A gestão de risco de modelos precisa evoluir para acompanhar a IA generativa.
O estudo mostra que os modelos usados no setor financeiro passaram por três gerações: modelos tradicionais, machine learning e sistemas de IA generativa e agentic AI. Enquanto os modelos tradicionais eram mais transparentes, determinísticos e controláveis, os sistemas atuais operam com maior complexidade, menor previsibilidade e mais dependência de terceiros.

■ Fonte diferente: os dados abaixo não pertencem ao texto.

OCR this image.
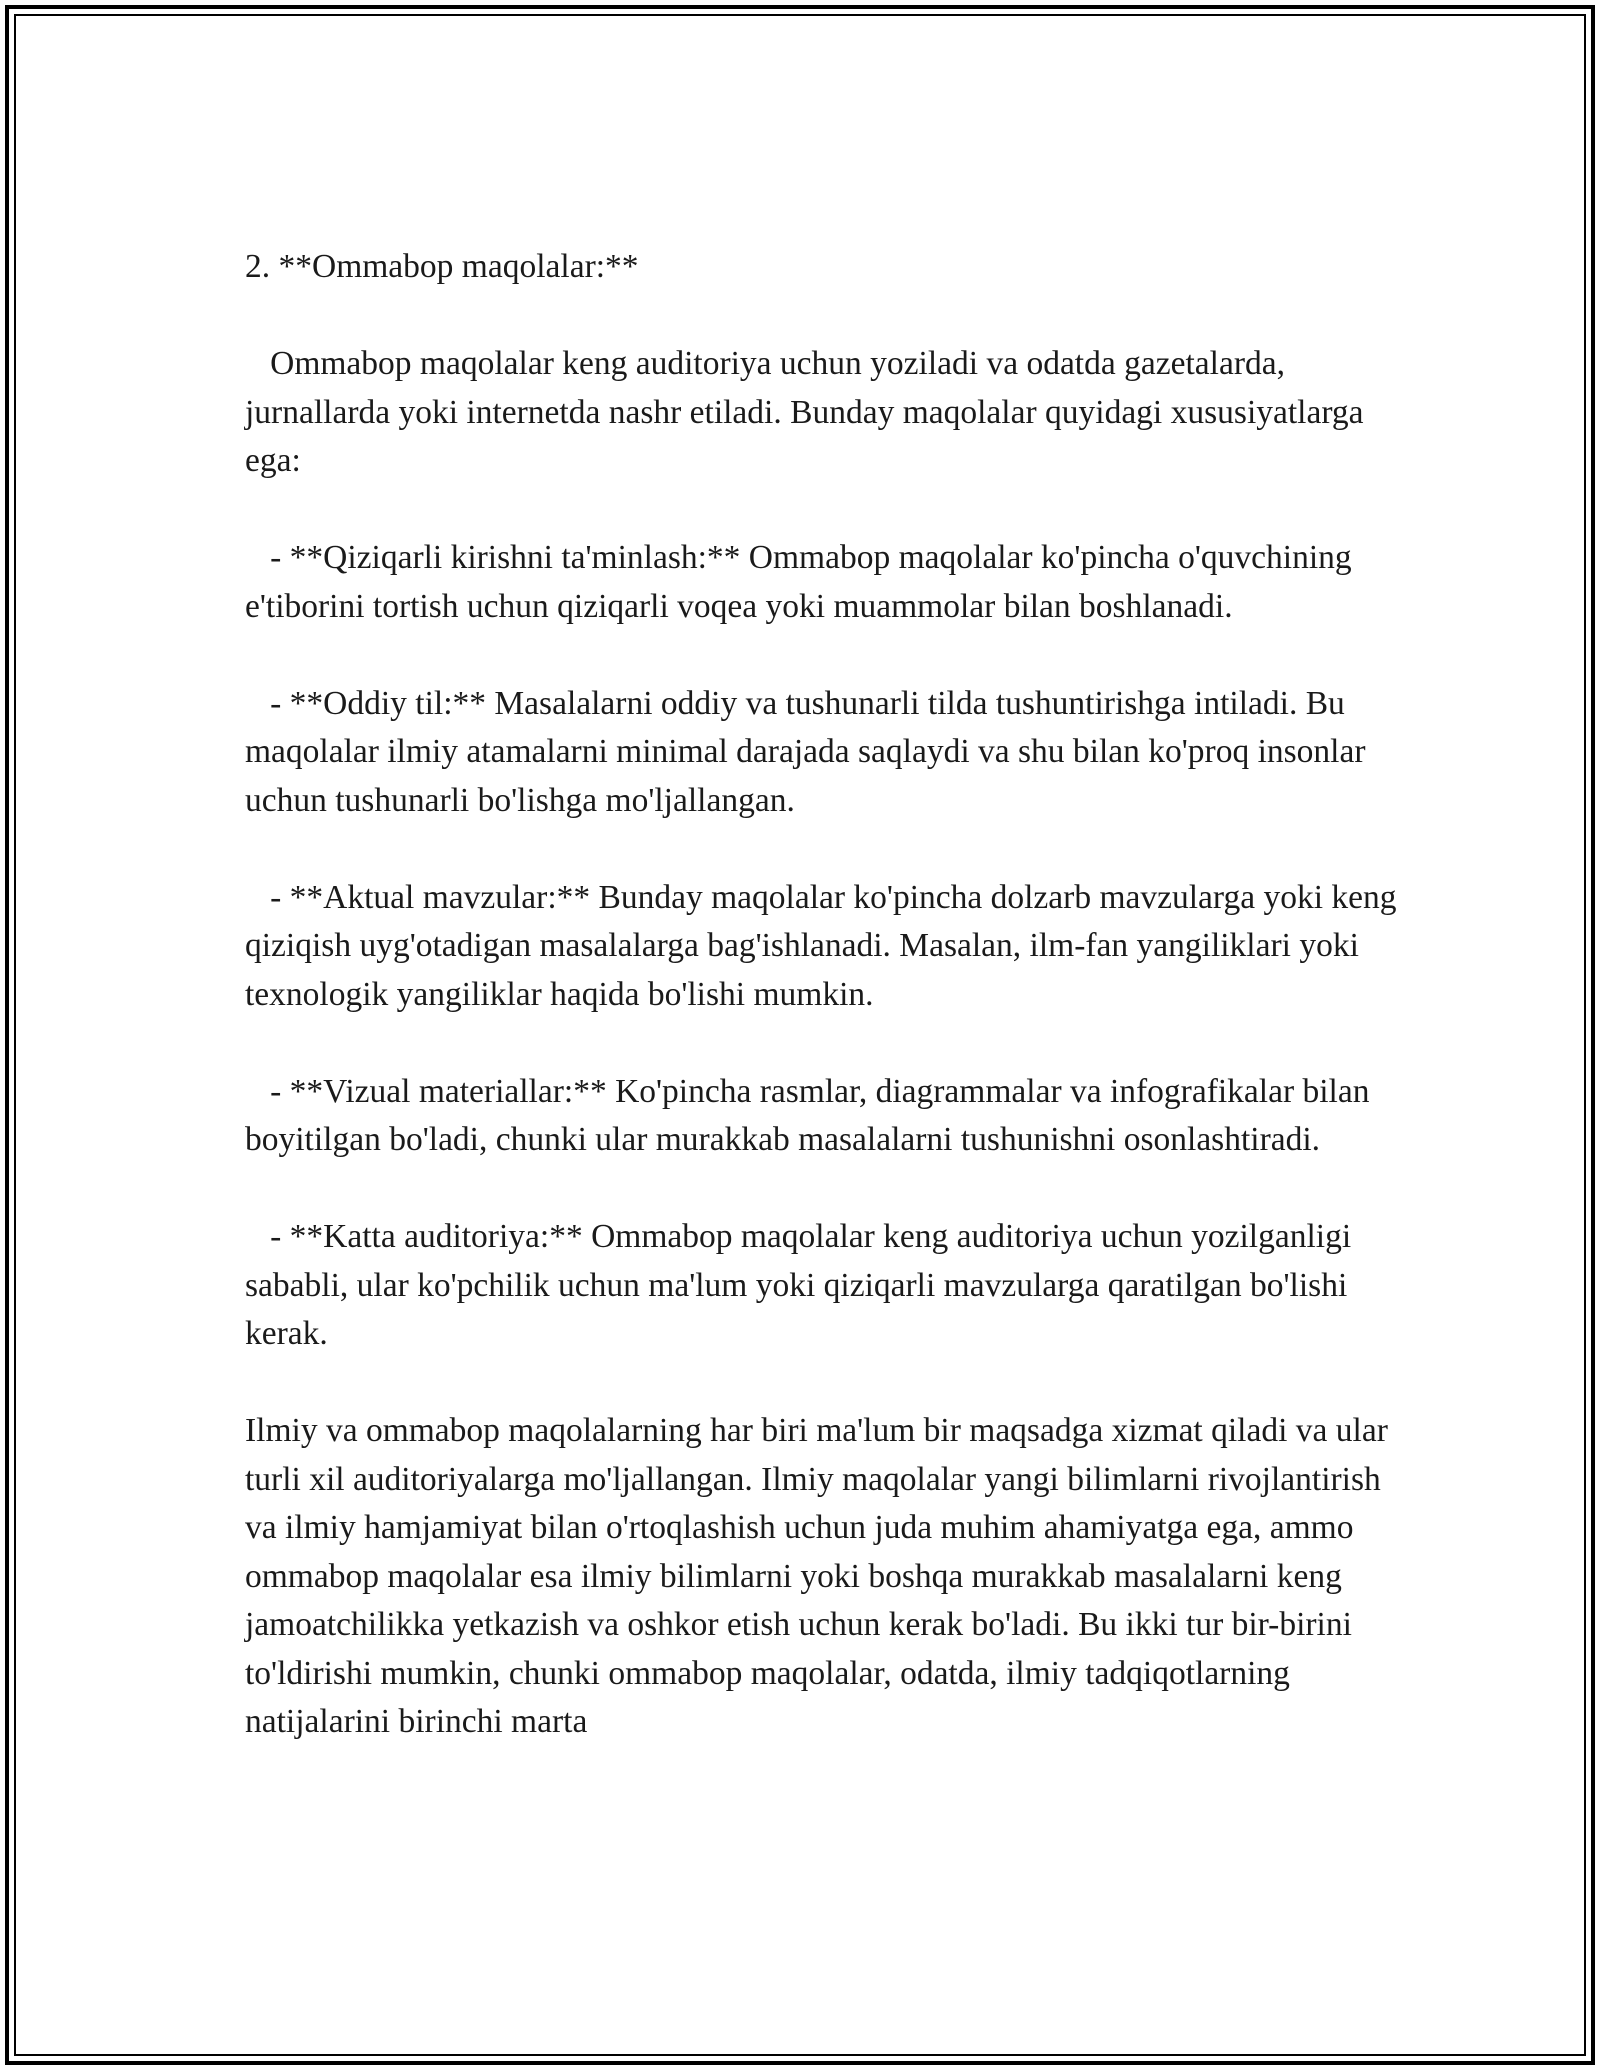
2. **Ommabop maqolalar:**

Ommabop maqolalar keng auditoriya uchun yoziladi va odatda gazetalarda, jurnallarda yoki internetda nashr etiladi. Bunday maqolalar quyidagi xususiyatlarga ega:

- **Qiziqarli kirishni ta'minlash:** Ommabop maqolalar ko'pincha o'quvchining e'tiborini tortish uchun qiziqarli voqea yoki muammolar bilan boshlanadi.

- **Oddiy til:** Masalalarni oddiy va tushunarli tilda tushuntirishga intiladi. Bu maqolalar ilmiy atamalarni minimal darajada saqlaydi va shu bilan ko'proq insonlar uchun tushunarli bo'lishga mo'ljallangan.

- **Aktual mavzular:** Bunday maqolalar ko'pincha dolzarb mavzularga yoki keng qiziqish uyg'otadigan masalalarga bag'ishlanadi. Masalan, ilm-fan yangiliklari yoki texnologik yangiliklar haqida bo'lishi mumkin.

- **Vizual materiallar:** Ko'pincha rasmlar, diagrammalar va infografikalar bilan boyitilgan bo'ladi, chunki ular murakkab masalalarni tushunishni osonlashtiradi.

- **Katta auditoriya:** Ommabop maqolalar keng auditoriya uchun yozilganligi sababli, ular ko'pchilik uchun ma'lum yoki qiziqarli mavzularga qaratilgan bo'lishi kerak.

Ilmiy va ommabop maqolalarning har biri ma'lum bir maqsadga xizmat qiladi va ular turli xil auditoriyalarga mo'ljallangan. Ilmiy maqolalar yangi bilimlarni rivojlantirish va ilmiy hamjamiyat bilan o'rtoqlashish uchun juda muhim ahamiyatga ega, ammo ommabop maqolalar esa ilmiy bilimlarni yoki boshqa murakkab masalalarni keng jamoatchilikka yetkazish va oshkor etish uchun kerak bo'ladi. Bu ikki tur bir-birini to'ldirishi mumkin, chunki ommabop maqolalar, odatda, ilmiy tadqiqotlarning natijalarini birinchi marta
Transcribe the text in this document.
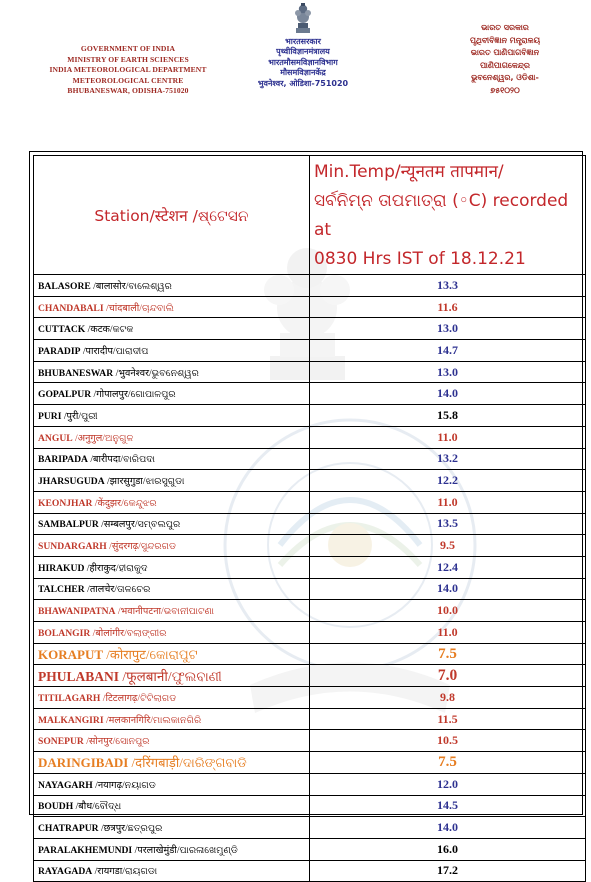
GOVERNMENT OF INDIA
MINISTRY OF EARTH SCIENCES
INDIA METEOROLOGICAL DEPARTMENT
METEOROLOGICAL CENTRE
BHUBANESWAR, ODISHA-751020
भारतसरकार
पृथ्वीविज्ञानमंत्रालय
भारतमौसमविज्ञानविभाग
मौसमविज्ञानकेंद्र
भुवनेश्वर, ओडिशा-751020
ଭାରତ ସରକାର
ପୃଥିବୀବିଜ୍ଞାନ ମନ୍ତ୍ରାଳୟ
ଭାରତ ପାଣିପାଗବିଜ୍ଞାନ
ପାଣିପାଗକେନ୍ଦ୍ର
ଭୁବନେଶ୍ୱର, ଓଡିଶା-
୭୫୧୦୨୦
Station/स्टेशन /ଷ୍ଟେସନ	Min.Temp/न्यूनतम तापमान/
ସର୍ବନିମ୍ନ ତାପମାତ୍ରା (◦C) recorded at
0830 Hrs IST of 18.12.21

BALASORE /बालासोर/ବାଲେଶ୍ୱର	13.3
CHANDABALI /चांदबाली/ଚାନ୍ଦବାଲି	11.6
CUTTACK /कटक/କଟକ	13.0
PARADIP /पारादीप/ପାରାଦୀପ	14.7
BHUBANESWAR /भुवनेश्वर/ଭୁବନେଶ୍ୱର	13.0
GOPALPUR /गोपालपुर/ଗୋପାଳପୁର	14.0
PURI /पुरी/ପୁରୀ	15.8
ANGUL /अनुगुल/ଅନୁଗୁଳ	11.0
BARIPADA /बारीपदा/ବାରିପଦା	13.2
JHARSUGUDA /झारसुगुडा/ଝାରସୁଗୁଡା	12.2
KEONJHAR /केंदुझर/କେନ୍ଦୁଝର	11.0
SAMBALPUR /सम्बलपुर/ସମ୍ବଲପୁର	13.5
SUNDARGARH /सुंदरगढ़/ସୁନ୍ଦରଗଡ	9.5
HIRAKUD /हीराकुद/ହୀରାକୁଦ	12.4
TALCHER /तालचेर/ତାଳଚେର	14.0
BHAWANIPATNA /भवानीपटना/ଭବାନୀପାଟଣା	10.0
BOLANGIR /बोलांगीर/ବଲାଙ୍ଗୀର	11.0
KORAPUT /कोरापुट/କୋରାପୁଟ	7.5
PHULABANI /फूलबानी/ଫୁଲବାଣୀ	7.0
TITILAGARH /टिटलागढ़/ଟିଟିଲାଗଡ	9.8
MALKANGIRI /मलकानगिरि/ମାଲକାନଗିରି	11.5
SONEPUR /सोनपुर/ସୋନପୁର	10.5
DARINGIBADI /दरिंगबाड़ी/ଦାରିଙ୍ଗବାଡି	7.5
NAYAGARH /नयागढ़/ନୟାଗଡ	12.0
BOUDH /बौध/ବୌଦ୍ଧ	14.5
CHATRAPUR /छत्रपुर/ଛତ୍ରପୁର	14.0
PARALAKHEMUNDI /परलाखेमुंडी/ପାରଳାଖେମୁଣ୍ଡି	16.0
RAYAGADA /रायगडा/ରାୟଗଡା	17.2
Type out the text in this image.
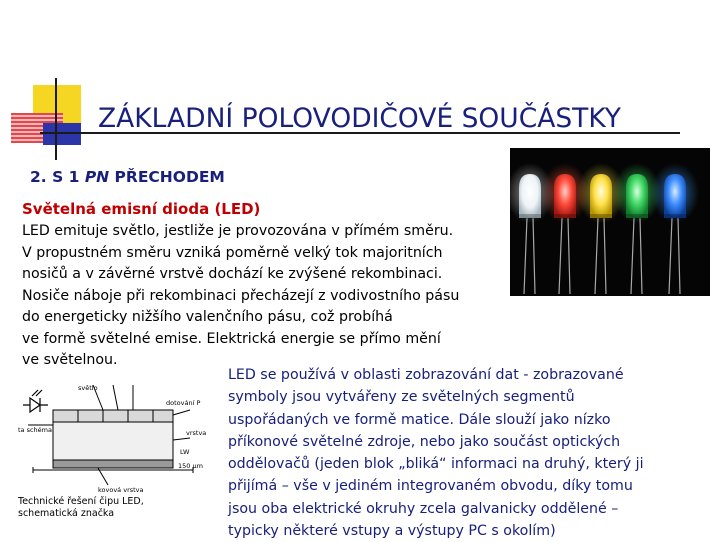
ZÁKLADNÍ POLOVODIČOVÉ SOUČÁSTKY
2. S 1 PN PŘECHODEM
Světelná emisní dioda (LED)

LED emituje světlo, jestliže je provozována v přímém směru.
V propustném směru vzniká poměrně velký tok majoritních
nosičů a v závěrné vrstvě dochází ke zvýšené rekombinaci.
Nosiče náboje při rekombinaci přecházejí z vodivostního pásu
do energeticky nižšího valenčního pásu, což probíhá
ve formě světelné emise. Elektrická energie se přímo mění
ve světelnou.

světlo
dotování P
vrstva
ta schéma
LW
150 μm
kovová vrstva
Technické řešení čipu LED,
schematická značka

LED se používá v oblasti zobrazování dat - zobrazované
symboly jsou vytvářeny ze světelných segmentů
uspořádaných ve formě matice. Dále slouží jako nízko
příkonové světelné zdroje, nebo jako součást optických
oddělovačů (jeden blok „bliká“ informaci na druhý, který ji
přijímá – vše v jediném integrovaném obvodu, díky tomu
jsou oba elektrické okruhy zcela galvanicky oddělené –
typicky některé vstupy a výstupy PC s okolím)
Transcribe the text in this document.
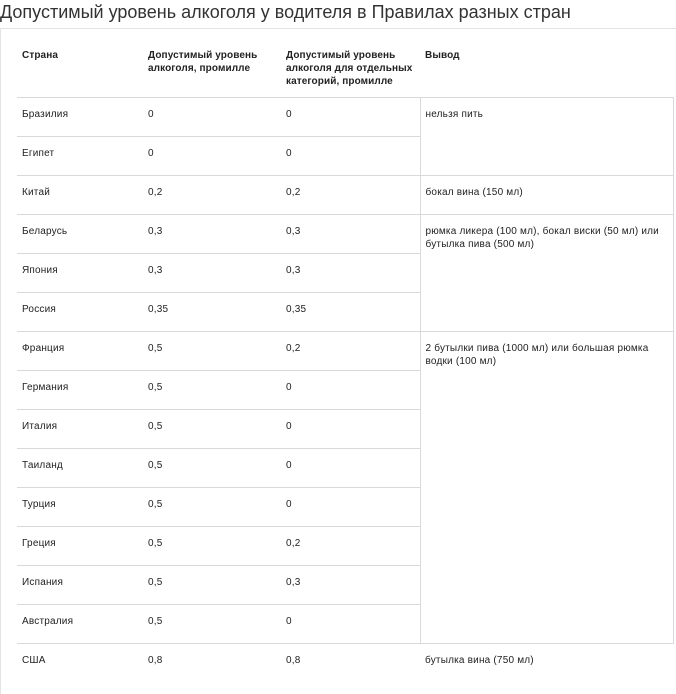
Допустимый уровень алкоголя у водителя в Правилах разных стран
Страна	Допустимый уровень алкоголя, промилле	Допустимый уровень алкоголя для отдельных категорий, промилле	Вывод
Бразилия	0	0	нельзя пить
Египет	0	0	
Китай	0,2	0,2	бокал вина (150 мл)
Беларусь	0,3	0,3	рюмка ликера (100 мл), бокал виски (50 мл) или бутылка пива (500 мл)
Япония	0,3	0,3	
Россия	0,35	0,35	
Франция	0,5	0,2	2 бутылки пива (1000 мл) или большая рюмка водки (100 мл)
Германия	0,5	0	
Италия	0,5	0	
Таиланд	0,5	0	
Турция	0,5	0	
Греция	0,5	0,2	
Испания	0,5	0,3	
Австралия	0,5	0	
США	0,8	0,8	бутылка вина (750 мл)
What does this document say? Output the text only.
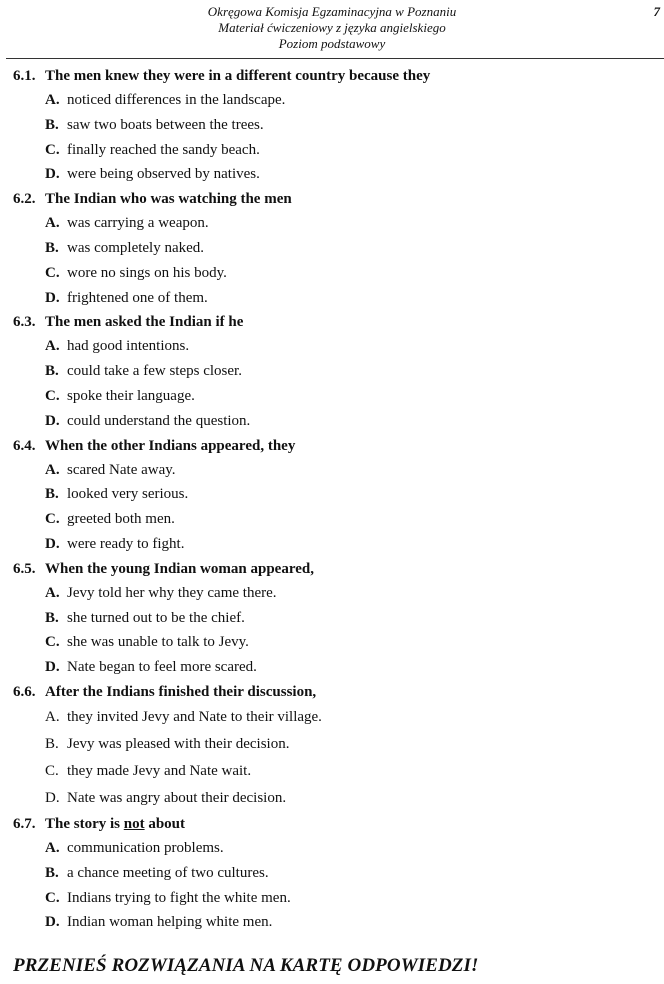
Okręgowa Komisja Egzaminacyjna w Poznaniu
Materiał ćwiczeniowy z języka angielskiego
Poziom podstawowy
7
6.1. The men knew they were in a different country because they
A. noticed differences in the landscape.
B. saw two boats between the trees.
C. finally reached the sandy beach.
D. were being observed by natives.
6.2. The Indian who was watching the men
A. was carrying a weapon.
B. was completely naked.
C. wore no sings on his body.
D. frightened one of them.
6.3. The men asked the Indian if he
A. had good intentions.
B. could take a few steps closer.
C. spoke their language.
D. could understand the question.
6.4. When the other Indians appeared, they
A. scared Nate away.
B. looked very serious.
C. greeted both men.
D. were ready to fight.
6.5. When the young Indian woman appeared,
A. Jevy told her why they came there.
B. she turned out to be the chief.
C. she was unable to talk to Jevy.
D. Nate began to feel more scared.
6.6. After the Indians finished their discussion,
A. they invited Jevy and Nate to their village.
B. Jevy was pleased with their decision.
C. they made Jevy and Nate wait.
D. Nate was angry about their decision.
6.7. The story is not about
A. communication problems.
B. a chance meeting of two cultures.
C. Indians trying to fight the white men.
D. Indian woman helping white men.
PRZENIEŚ ROZWIĄZANIA NA KARTĘ ODPOWIEDZI!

A principal tese do relatório é que o Model Risk Management (MRM) não pode mais depender apenas de validações periódicas. Com LLMs e agentes autônomos, os riscos deixam de estar apenas na estrutura interna do modelo e passam a surgir também no comportamento do sistema, nas respostas geradas, nas mudanças de fornecedores, nos prompts, nas integrações e nas decisões tomadas de forma autônoma.
Para lidar com esse novo cenário, o estudo propõe uma abordagem baseada em governança contínua, com controles como monitoramento em tempo real, guardrails dinâmicos, testes adversariais, trilhas de auditoria, controle de versões, modelos de contingência e supervisão humana em decisões críticas. A ideia central é monitorar o comportamento do sistema como um todo, não apenas validar componentes isolados.
O relatório também apresenta um estudo de caso do Early Warning System da Moody’s, que combina modelos tradicionais, machine learning e LLMs para transformar notícias em sinais de risco de crédito. O exemplo mostra que é possível capturar ganhos relevantes com IA, desde que existam limites claros de controle, evidências contínuas de desempenho e intervenção humana quando necessário.